Comme si parler à l'un des plus grands juristes du monde n'était pas assez intimidant, avant notre entretien, j'apprends que Geoffrey Robertson KC porte également le titre de Maître du Temple du Milieu.
« Ne vous inquiétez pas, ce n'est pas une position médiévale », m'assure-t-il. Le titre fait référence aux Doughty Street Chambers, au centre de Londres, dont Robertson est fondateur et co-dirigeant. Le bâtiment était autrefois le siège des Templiers au XIIIe siècle. « Cela ne me donne aucune compétence semblable à celle d'Harry Potter », ajoute Robertson. « Même si je pense que notre salle a été utilisée pour les films Harry Potter. »
Robertson a grandi à Sydney et a déménagé en Angleterre après avoir remporté une bourse Rhodes pour étudier le droit. Il avait prévu de revenir, jusqu'à ce qu'on lui confie une mission de défense juridique de l'expatrié australien Richard Neville, éditeur du magazine satirique underground , qui a été accusé de « complot en vue de corrompre la moralité publique » après avoir publié une caricature de Rupert l'ours dans un contexte sexuel. position explicite. Bien que cette défense ait échoué, Robertson a décidé de rester en Angleterre et a été admis au barreau en 1973.
L'une des premières affaires de Robertson fut le procès pour obscénité des trois rédacteurs du magazine controversé.Crédit: Presse unie internationale
À la fin des années 70, il se spécialisait dans les droits de l'homme et a défendu des affaires marquantes dans les domaines des médias, du droit constitutionnel et pénal devant la Cour européenne de justice, la Cour européenne des droits de l'homme, la Cour suprême, le tribunal des crimes de guerre de l'ONU et d'autres. Il a participé aux poursuites contre les dictateurs Augusto Pinochet et Hastings Banda, ainsi qu'à la défense du président brésilien Luiz Inacio Lula da Silva pour corruption, ainsi que de Julian Assange (qui s'est brièvement enfermé dans son grenier).

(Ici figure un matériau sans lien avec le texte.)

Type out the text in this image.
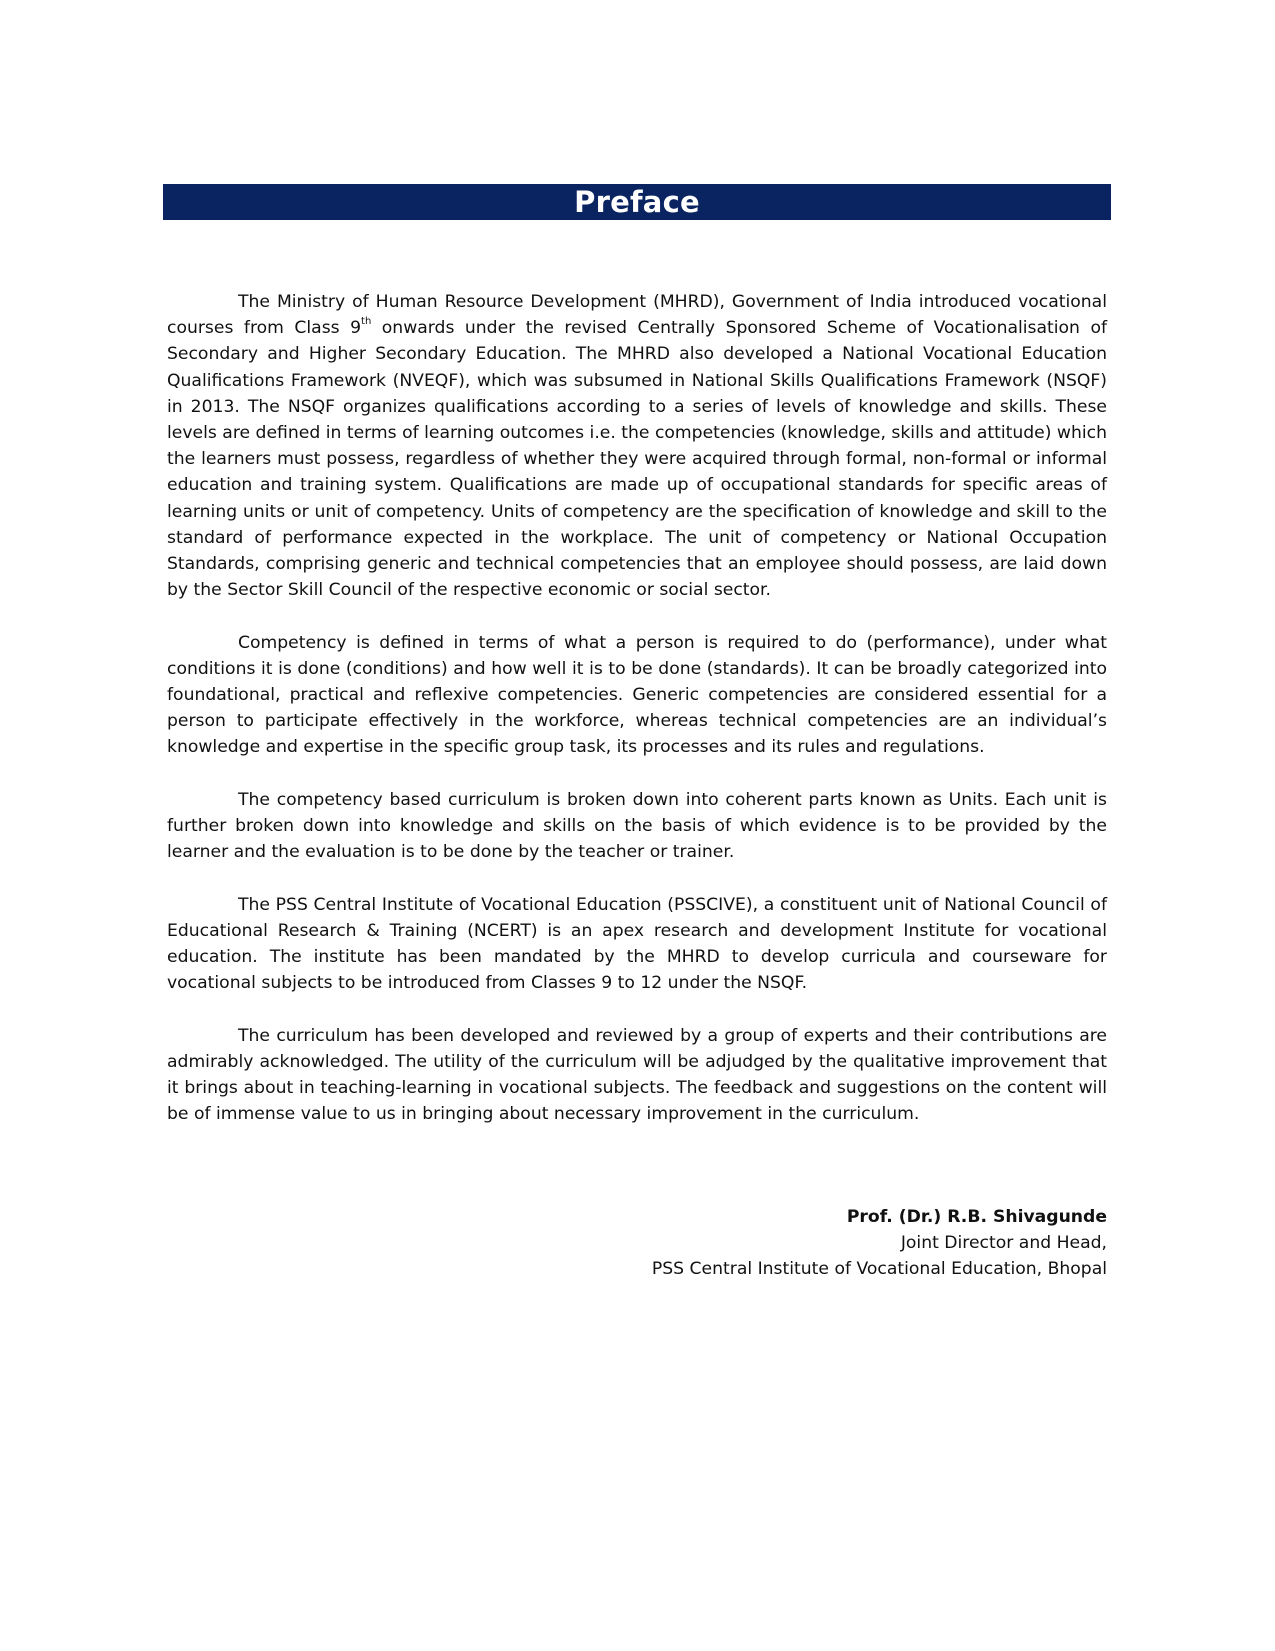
Preface

The Ministry of Human Resource Development (MHRD), Government of India introduced vocational courses from Class 9th onwards under the revised Centrally Sponsored Scheme of Vocationalisation of Secondary and Higher Secondary Education. The MHRD also developed a National Vocational Education Qualifications Framework (NVEQF), which was subsumed in National Skills Qualifications Framework (NSQF) in 2013. The NSQF organizes qualifications according to a series of levels of knowledge and skills. These levels are defined in terms of learning outcomes i.e. the competencies (knowledge, skills and attitude) which the learners must possess, regardless of whether they were acquired through formal, non-formal or informal education and training system. Qualifications are made up of occupational standards for specific areas of learning units or unit of competency. Units of competency are the specification of knowledge and skill to the standard of performance expected in the workplace. The unit of competency or National Occupation Standards, comprising generic and technical competencies that an employee should possess, are laid down by the Sector Skill Council of the respective economic or social sector.

Competency is defined in terms of what a person is required to do (performance), under what conditions it is done (conditions) and how well it is to be done (standards). It can be broadly categorized into foundational, practical and reflexive competencies. Generic competencies are considered essential for a person to participate effectively in the workforce, whereas technical competencies are an individual’s knowledge and expertise in the specific group task, its processes and its rules and regulations.

The competency based curriculum is broken down into coherent parts known as Units. Each unit is further broken down into knowledge and skills on the basis of which evidence is to be provided by the learner and the evaluation is to be done by the teacher or trainer.

The PSS Central Institute of Vocational Education (PSSCIVE), a constituent unit of National Council of Educational Research & Training (NCERT) is an apex research and development Institute for vocational education. The institute has been mandated by the MHRD to develop curricula and courseware for vocational subjects to be introduced from Classes 9 to 12 under the NSQF.

The curriculum has been developed and reviewed by a group of experts and their contributions are admirably acknowledged. The utility of the curriculum will be adjudged by the qualitative improvement that it brings about in teaching-learning in vocational subjects. The feedback and suggestions on the content will be of immense value to us in bringing about necessary improvement in the curriculum.

Prof. (Dr.) R.B. Shivagunde
Joint Director and Head,
PSS Central Institute of Vocational Education, Bhopal
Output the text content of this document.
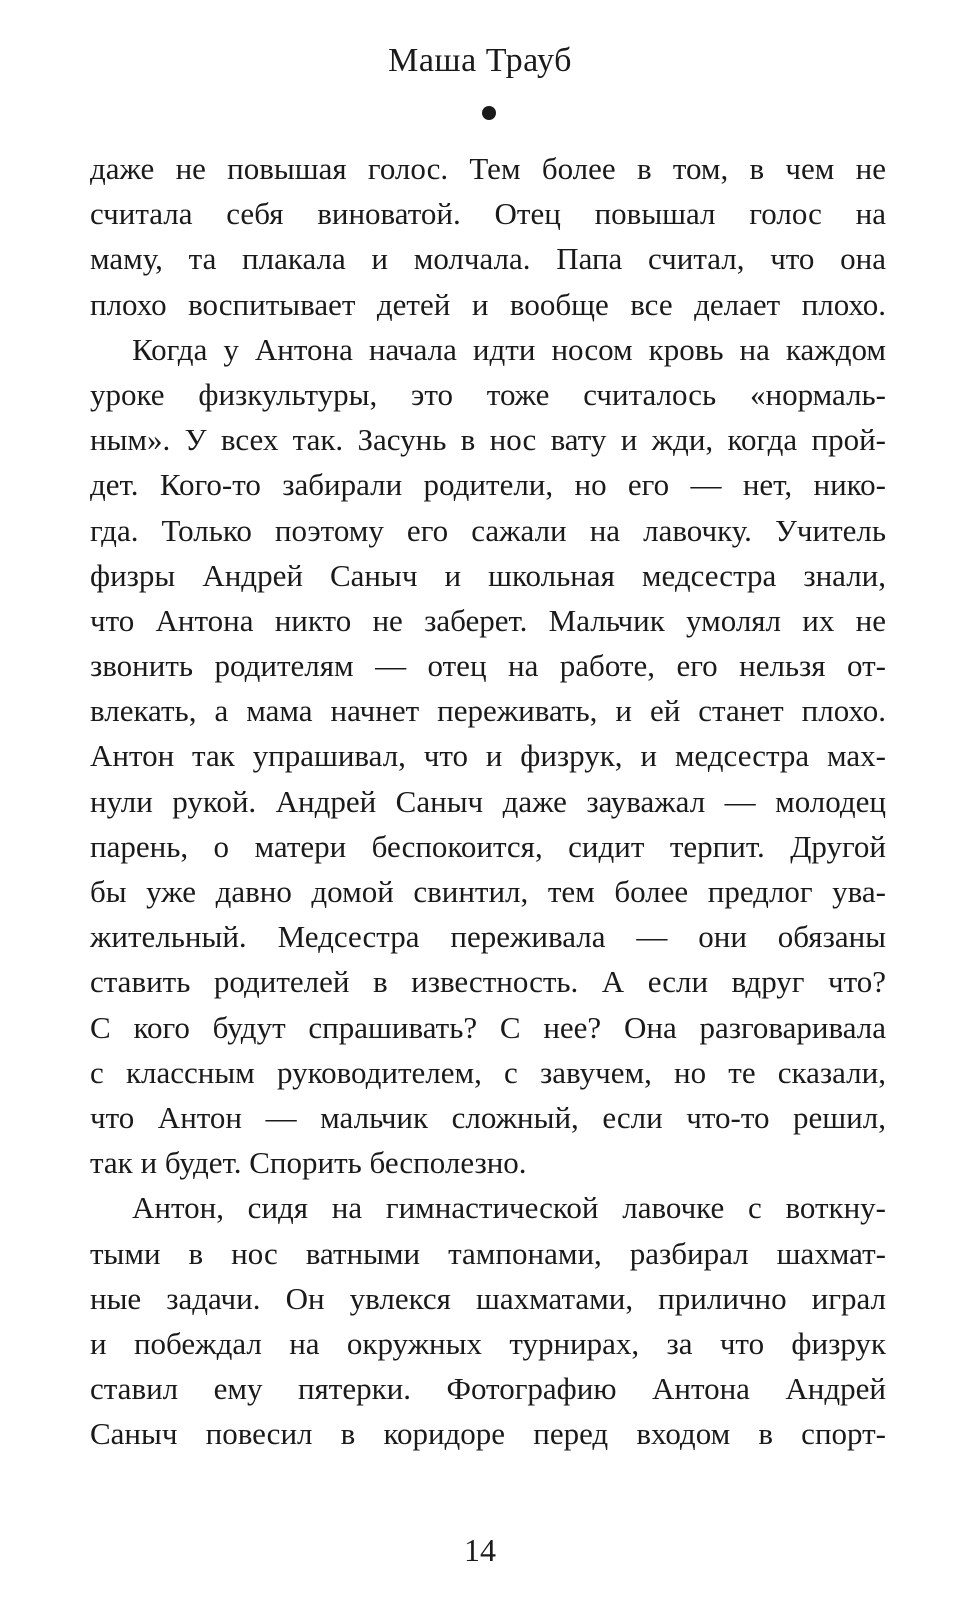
Маша Трауб
даже не повышая голос. Тем более в том, в чем не
считала себя виноватой. Отец повышал голос на
маму, та плакала и молчала. Папа считал, что она
плохо воспитывает детей и вообще все делает плохо.
Когда у Антона начала идти носом кровь на каждом
уроке физкультуры, это тоже считалось «нормаль-
ным». У всех так. Засунь в нос вату и жди, когда прой-
дет. Кого-то забирали родители, но его — нет, нико-
гда. Только поэтому его сажали на лавочку. Учитель
физры Андрей Саныч и школьная медсестра знали,
что Антона никто не заберет. Мальчик умолял их не
звонить родителям — отец на работе, его нельзя от-
влекать, а мама начнет переживать, и ей станет плохо.
Антон так упрашивал, что и физрук, и медсестра мах-
нули рукой. Андрей Саныч даже зауважал — молодец
парень, о матери беспокоится, сидит терпит. Другой
бы уже давно домой свинтил, тем более предлог ува-
жительный. Медсестра переживала — они обязаны
ставить родителей в известность. А если вдруг что?
С кого будут спрашивать? С нее? Она разговаривала
с классным руководителем, с завучем, но те сказали,
что Антон — мальчик сложный, если что-то решил,
так и будет. Спорить бесполезно.
Антон, сидя на гимнастической лавочке с воткну-
тыми в нос ватными тампонами, разбирал шахмат-
ные задачи. Он увлекся шахматами, прилично играл
и побеждал на окружных турнирах, за что физрук
ставил ему пятерки. Фотографию Антона Андрей
Саныч повесил в коридоре перед входом в спорт-
14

Parmi les autres clients de premier plan figurent l’auteur Salman Rushdie, le boxeur Mike Tyson et même les Sex Pistols. Oh, et il a dénoncé le trafic d'armes du cartel de Medellin dans les Caraïbes et a contribué à restaurer la démocratie aux Fidji – et cette liste n'est même pas exhaustive.
Sans surprise, il est un habitué des menaces de mort. Mais malgré leur fréquence, il dit avoir rarement craint pour sa vie.
« Surtout pas s'ils se font par courrier électronique. Il y en avait un qui m'inquiétait… mes services l'ont signalé à la police et un jour ou deux plus tard, j'ai reçu les excuses les plus rampantes de cet homme en Amérique parce qu'il avait reçu la visite du FBI ! Il a dit qu’il était dans une mauvaise passe et qu’il avait perdu le contrôle de son esprit à ce moment-là. Dans mon jeu, les menaces de mort constituent un risque professionnel.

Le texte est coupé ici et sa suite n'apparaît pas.